- Born: John Hamilton Hall 23 February 1871 Harrou, North-West Frontier Province, British India
- Died: 12 April 1953 (aged 82) Broadstone, Dorset, England

Cricket information
- Batting: Unknown
- Role: Wicket-keeper

Domestic team information
- 1897/98: Europeans

Career statistics
| Competition | First-class |
| Matches | 2 |
| Runs scored | 7 |
| Batting average | 2.33 |
| 100s/50s | –/– |
| Top score | 4 |
| Catches/stumpings | 5/1 |
- Source: ESPNcricinfo, 29 October 2023

= John Hall (British Army officer, born 1871) =

Scottish cricketer and soldier

John Hamilton Hall (23 February 1871 – 12 April 1953) was British Army officer and a Scottish first-class cricketer.

==Life and military career==
The son of the soldier John Greive Hall, he was born in British India at Harrou in February 1871. He was educated in Scotland at Fettes College, before attending the Royal Military College, Sandhurst.
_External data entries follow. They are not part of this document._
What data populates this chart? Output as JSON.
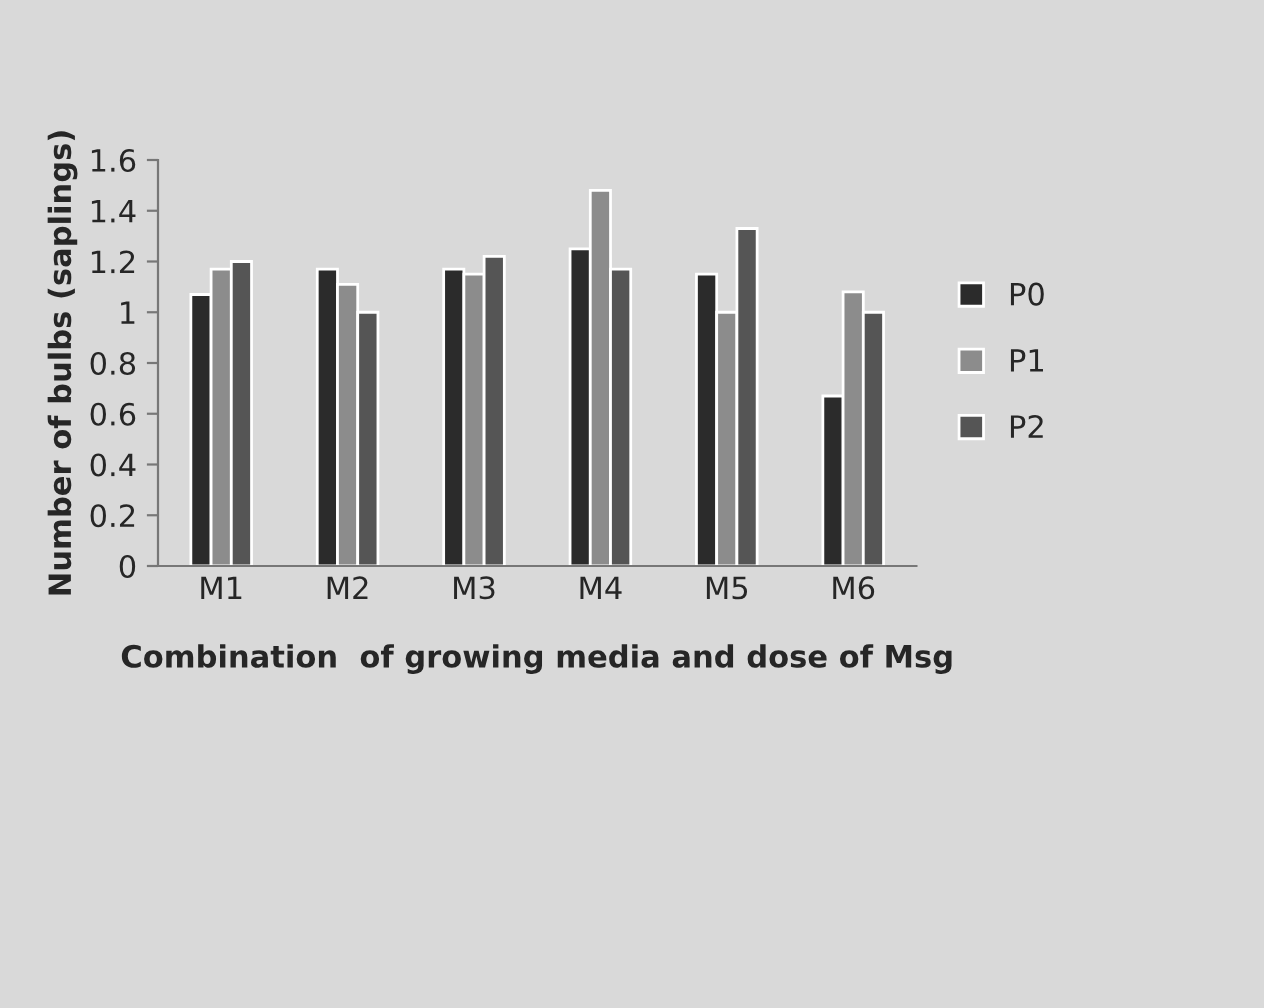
{
  "chart_data": {
    "type": "bar",
    "xlabel": "Combination  of growing media and dose of Msg",
    "ylabel": "Number of bulbs (saplings)",
    "categories": [
      "M1",
      "M2",
      "M3",
      "M4",
      "M5",
      "M6"
    ],
    "series": [
      {
        "name": "P0",
        "color": "#2b2b2b",
        "values": [
          1.07,
          1.17,
          1.17,
          1.25,
          1.15,
          0.67
        ]
      },
      {
        "name": "P1",
        "color": "#8c8c8c",
        "values": [
          1.17,
          1.11,
          1.15,
          1.48,
          1.0,
          1.08
        ]
      },
      {
        "name": "P2",
        "color": "#555555",
        "values": [
          1.2,
          1.0,
          1.22,
          1.17,
          1.33,
          1.0
        ]
      }
    ],
    "ylim": [
      0,
      1.6
    ],
    "yticks": [
      0,
      0.2,
      0.4,
      0.6,
      0.8,
      1,
      1.2,
      1.4,
      1.6
    ],
    "grid": false,
    "legend": "right"
  }
}
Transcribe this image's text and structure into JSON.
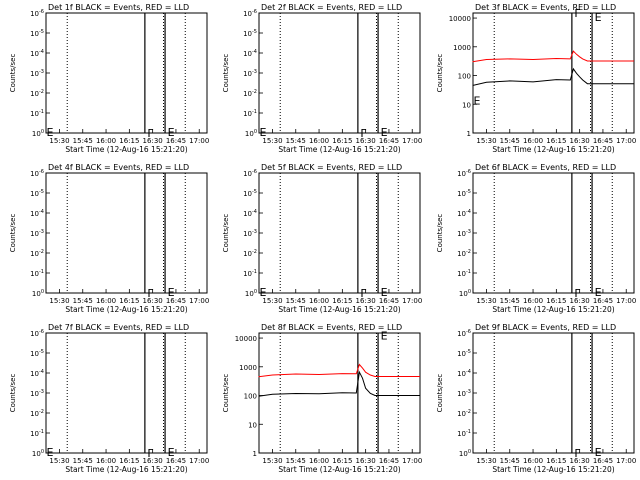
{
  "figure": {
    "xlabel": "Start Time (12-Aug-16 15:21:20)",
    "ylabel": "Counts/sec",
    "colors": {
      "events": "#000000",
      "lld": "#ff0000"
    },
    "x_tick_labels": [
      "15:30",
      "15:45",
      "16:00",
      "16:15",
      "16:30",
      "16:45",
      "17:00"
    ]
  },
  "chart_data": [
    {
      "type": "line",
      "title": "Det 1f BLACK = Events, RED = LLD",
      "log_y": true,
      "y_tick_labels": [
        "10^0",
        "10^-1",
        "10^-2",
        "10^-3",
        "10^-4",
        "10^-5",
        "10^-6"
      ],
      "ylim": [
        1,
        1e-06
      ],
      "xlim": [
        "15:21:20",
        "17:05"
      ],
      "dotted_vlines": [
        "15:35",
        "16:37",
        "16:51"
      ],
      "solid_vlines": [
        "16:25",
        "16:38"
      ],
      "markers": [
        {
          "text": "E",
          "x": "15:21",
          "y": 1.4
        },
        {
          "text": "F",
          "x": "16:26",
          "y": 1.6
        },
        {
          "text": "E",
          "x": "16:39",
          "y": 1.4
        }
      ],
      "series": []
    },
    {
      "type": "line",
      "title": "Det 2f BLACK = Events, RED = LLD",
      "log_y": true,
      "y_tick_labels": [
        "10^0",
        "10^-1",
        "10^-2",
        "10^-3",
        "10^-4",
        "10^-5",
        "10^-6"
      ],
      "ylim": [
        1,
        1e-06
      ],
      "xlim": [
        "15:21:20",
        "17:05"
      ],
      "dotted_vlines": [
        "15:35",
        "16:37",
        "16:51"
      ],
      "solid_vlines": [
        "16:25",
        "16:38"
      ],
      "markers": [
        {
          "text": "E",
          "x": "15:21",
          "y": 1.4
        },
        {
          "text": "F",
          "x": "16:26",
          "y": 1.6
        },
        {
          "text": "E",
          "x": "16:39",
          "y": 1.4
        }
      ],
      "series": []
    },
    {
      "type": "line",
      "title": "Det 3f BLACK = Events, RED = LLD",
      "log_y": true,
      "y_tick_labels": [
        "1",
        "10",
        "100",
        "1000",
        "10000"
      ],
      "ylim": [
        1,
        15000
      ],
      "xlim": [
        "15:21:20",
        "17:05"
      ],
      "dotted_vlines": [
        "15:35",
        "16:37",
        "16:51"
      ],
      "solid_vlines": [
        "16:25",
        "16:38"
      ],
      "markers": [
        {
          "text": "E",
          "x": "15:21",
          "y": 10
        },
        {
          "text": "F",
          "x": "16:26",
          "y": 11000
        },
        {
          "text": "E",
          "x": "16:39",
          "y": 8000
        }
      ],
      "series": [
        {
          "name": "LLD",
          "color": "#ff0000",
          "x": [
            "15:21",
            "15:30",
            "15:45",
            "16:00",
            "16:15",
            "16:24",
            "16:26",
            "16:28",
            "16:30",
            "16:32",
            "16:35",
            "17:05"
          ],
          "y": [
            300,
            360,
            380,
            360,
            390,
            380,
            700,
            550,
            450,
            380,
            320,
            320
          ]
        },
        {
          "name": "Events",
          "color": "#000000",
          "x": [
            "15:21",
            "15:30",
            "15:45",
            "16:00",
            "16:15",
            "16:24",
            "16:26",
            "16:28",
            "16:30",
            "16:32",
            "16:35",
            "17:05"
          ],
          "y": [
            45,
            58,
            65,
            60,
            72,
            70,
            170,
            120,
            90,
            70,
            52,
            52
          ]
        }
      ]
    },
    {
      "type": "line",
      "title": "Det 4f BLACK = Events, RED = LLD",
      "log_y": true,
      "y_tick_labels": [
        "10^0",
        "10^-1",
        "10^-2",
        "10^-3",
        "10^-4",
        "10^-5",
        "10^-6"
      ],
      "ylim": [
        1,
        1e-06
      ],
      "xlim": [
        "15:21:20",
        "17:05"
      ],
      "dotted_vlines": [
        "15:35",
        "16:37",
        "16:51"
      ],
      "solid_vlines": [
        "16:25",
        "16:38"
      ],
      "markers": [
        {
          "text": "F",
          "x": "16:26",
          "y": 1.6
        },
        {
          "text": "E",
          "x": "16:39",
          "y": 1.4
        }
      ],
      "series": []
    },
    {
      "type": "line",
      "title": "Det 5f BLACK = Events, RED = LLD",
      "log_y": true,
      "y_tick_labels": [
        "10^0",
        "10^-1",
        "10^-2",
        "10^-3",
        "10^-4",
        "10^-5",
        "10^-6"
      ],
      "ylim": [
        1,
        1e-06
      ],
      "xlim": [
        "15:21:20",
        "17:05"
      ],
      "dotted_vlines": [
        "15:35",
        "16:37",
        "16:51"
      ],
      "solid_vlines": [
        "16:25",
        "16:38"
      ],
      "markers": [
        {
          "text": "E",
          "x": "15:21",
          "y": 1.4
        },
        {
          "text": "F",
          "x": "16:26",
          "y": 1.6
        },
        {
          "text": "E",
          "x": "16:39",
          "y": 1.4
        }
      ],
      "series": []
    },
    {
      "type": "line",
      "title": "Det 6f BLACK = Events, RED = LLD",
      "log_y": true,
      "y_tick_labels": [
        "10^0",
        "10^-1",
        "10^-2",
        "10^-3",
        "10^-4",
        "10^-5",
        "10^-6"
      ],
      "ylim": [
        1,
        1e-06
      ],
      "xlim": [
        "15:21:20",
        "17:05"
      ],
      "dotted_vlines": [
        "15:35",
        "16:37",
        "16:51"
      ],
      "solid_vlines": [
        "16:25",
        "16:38"
      ],
      "markers": [
        {
          "text": "F",
          "x": "16:26",
          "y": 1.6
        },
        {
          "text": "E",
          "x": "16:39",
          "y": 1.4
        }
      ],
      "series": []
    },
    {
      "type": "line",
      "title": "Det 7f BLACK = Events, RED = LLD",
      "log_y": true,
      "y_tick_labels": [
        "10^0",
        "10^-1",
        "10^-2",
        "10^-3",
        "10^-4",
        "10^-5",
        "10^-6"
      ],
      "ylim": [
        1,
        1e-06
      ],
      "xlim": [
        "15:21:20",
        "17:05"
      ],
      "dotted_vlines": [
        "15:35",
        "16:37",
        "16:51"
      ],
      "solid_vlines": [
        "16:25",
        "16:38"
      ],
      "markers": [
        {
          "text": "E",
          "x": "15:21",
          "y": 1.4
        },
        {
          "text": "F",
          "x": "16:26",
          "y": 1.6
        },
        {
          "text": "E",
          "x": "16:39",
          "y": 1.4
        }
      ],
      "series": []
    },
    {
      "type": "line",
      "title": "Det 8f BLACK = Events, RED = LLD",
      "log_y": true,
      "y_tick_labels": [
        "1",
        "10",
        "100",
        "1000",
        "10000"
      ],
      "ylim": [
        1,
        15000
      ],
      "xlim": [
        "15:21:20",
        "17:05"
      ],
      "dotted_vlines": [
        "15:35",
        "16:37",
        "16:51"
      ],
      "solid_vlines": [
        "16:25",
        "16:38"
      ],
      "markers": [
        {
          "text": "E",
          "x": "16:39",
          "y": 9000
        }
      ],
      "series": [
        {
          "name": "LLD",
          "color": "#ff0000",
          "x": [
            "15:21",
            "15:30",
            "15:45",
            "16:00",
            "16:15",
            "16:24",
            "16:26",
            "16:28",
            "16:30",
            "16:33",
            "16:36",
            "17:05"
          ],
          "y": [
            450,
            520,
            560,
            540,
            580,
            570,
            1200,
            900,
            650,
            520,
            460,
            460
          ]
        },
        {
          "name": "Events",
          "color": "#000000",
          "x": [
            "15:21",
            "15:30",
            "15:45",
            "16:00",
            "16:15",
            "16:24",
            "16:26",
            "16:28",
            "16:30",
            "16:33",
            "16:36",
            "17:05"
          ],
          "y": [
            95,
            110,
            118,
            115,
            125,
            122,
            650,
            400,
            180,
            120,
            100,
            100
          ]
        }
      ]
    },
    {
      "type": "line",
      "title": "Det 9f BLACK = Events, RED = LLD",
      "log_y": true,
      "y_tick_labels": [
        "10^0",
        "10^-1",
        "10^-2",
        "10^-3",
        "10^-4",
        "10^-5",
        "10^-6"
      ],
      "ylim": [
        1,
        1e-06
      ],
      "xlim": [
        "15:21:20",
        "17:05"
      ],
      "dotted_vlines": [
        "15:35",
        "16:37",
        "16:51"
      ],
      "solid_vlines": [
        "16:25",
        "16:38"
      ],
      "markers": [
        {
          "text": "F",
          "x": "16:26",
          "y": 1.6
        },
        {
          "text": "E",
          "x": "16:39",
          "y": 1.4
        }
      ],
      "series": []
    }
  ]
}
He graduated from there into the Middlesex Regiment in November 1891, with promotion to lieutenant following in November 1892. Whilst serving in British India, Hall made two appearances in first-class cricket for the Europeans cricket team, with both matches coming against the Parsees in the 1897–98 Bombay Presidency Matches. Playing as a wicket-keeper, he took five catches and made a single stumping. He was promoted to captain in March 1900, with Hall serving in the Second Boer War 1899 to 1902; following the end of the war, he remained in South Africa and held the positions of both deputy-assistant quartermaster general and deputy assistant adjutant general until 1907. He was promoted to major in February 1908, and was later appointed assistant inspector of recruiting for the Eastern Command in 1913 and 1914.

Hall served with the Middlesex Regiment during the First World War. He was highly decorated in the war, being awarded the Distinguished Service Order in September 1916 and gaining a bar to his DSO in June 1917, with both citations commending his strong leadership. Additionally, he was mentioned in dispatches on four occasions during the war, and was made a companion of the Order of St Michael and St George in the 1918 New Year Honours. Hall was promoted to lieutenant colonel in December 1916, having commanded the 16th Battalion. He was later seconded to command a battalion of the Royal Lancaster Regiment in February 1918, a command he held until May of the same year. In October 1918, he was made a temporary brigadier-general whilst in command of a brigade, relinquishing this appointment following the war in August 1919. In September 1919, he was decorated by the Kingdom of Romania with the Order of the Crown of Romania for his service in the war.

Having been promoted to colonel in September 1920, Hall was placed in command of the record office at Lichfield between 1921 and 1925, during which time he was promoted to colonel in September 1920. Hall retired from active service in February 1925, at which point he was granted the honorary rank of brigadier general.

He died at the age of 82 in April 1953 at Broadstone, Dorset.